Sleep and Eat: Ancient Villa Hotel, Jetwing Vil Uyana, Elephant Corridor, Hotel Sigiriya, Grand Regent

Kandy

Next to Colombo, Kandy is the second most visited tourist destination in Sri Lanka, which is why accommodation options and restaurants are found in, around and east of the city.

Sleep: Sharon Inn, The Kandy House, Rangala House

Eat: History Restaurant, Devon Restaurant, Paiva’s Restaurant

Bandarawela

Because Bandarawela presents an opportunity to see some interesting sites, you should stay overnight.

Sleep: Bandarawela Hotel, Hotel Mount Pleasant, Ran Mal Holiday Bunglow

Eat: Kamuko Restaurants Pvt. Ltd., New Buhari Hotel & Bakery, Eeescart Tea Centre

Essential Preparation

  • Ensure that you are physically fit and able to cycle on the route that you want to take, especially if there are uphill climbs involved.
  • Basic models of mountain bikes can be hired from hotel and guest houses who will charge anything between Rs.300 to Rs.500 per day.
  • While bike and equipment rentals are available, but you can choose to bring your own.
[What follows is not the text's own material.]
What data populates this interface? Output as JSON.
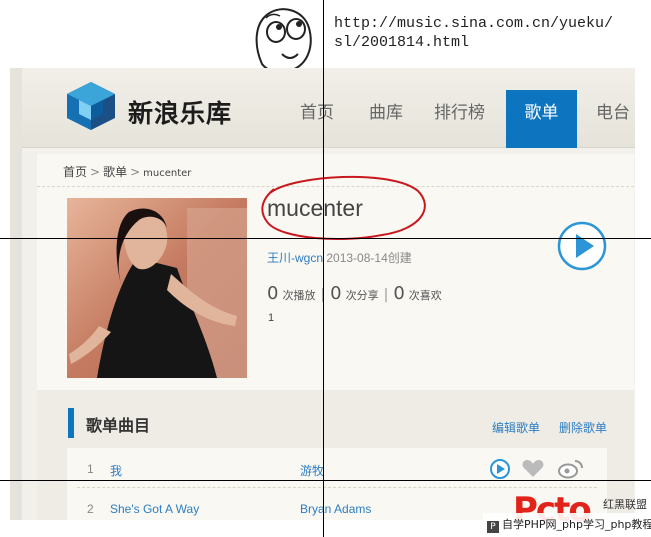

Essential should include cycling helmet, gloves, sweat band, biking glasses, cycling tights that are ideal when cycling in areas with colder climates, and lightweight and waterproof top.
  • Dress appropriately for the activity. Better yet, layer your clothes, since the weather in Sri Lanka can change quickly and drastically. It also depends on the location. The lowlands can be humid and hot, while the higher mountainous regions and most of the hill country are cooler, especially at night.
  • Bring first-aid kit, bike kit, toilet kit, sunscreen, and insect repellent.
  • Enquire about availability of repair tools and parts for high tech bikes. Otherwise, bring your own equipment.
  • There are several tour operators in Sri Lanka, who offer tailor made as well as standard cycling tours of the Sri Lankan National Cycle Trails – with or without guides.

By now, we are sure you might have started browsing the net for the best flights deals to Sri Lanka by now. Go ahead and book your tickets and we promise you an adventure of life time here!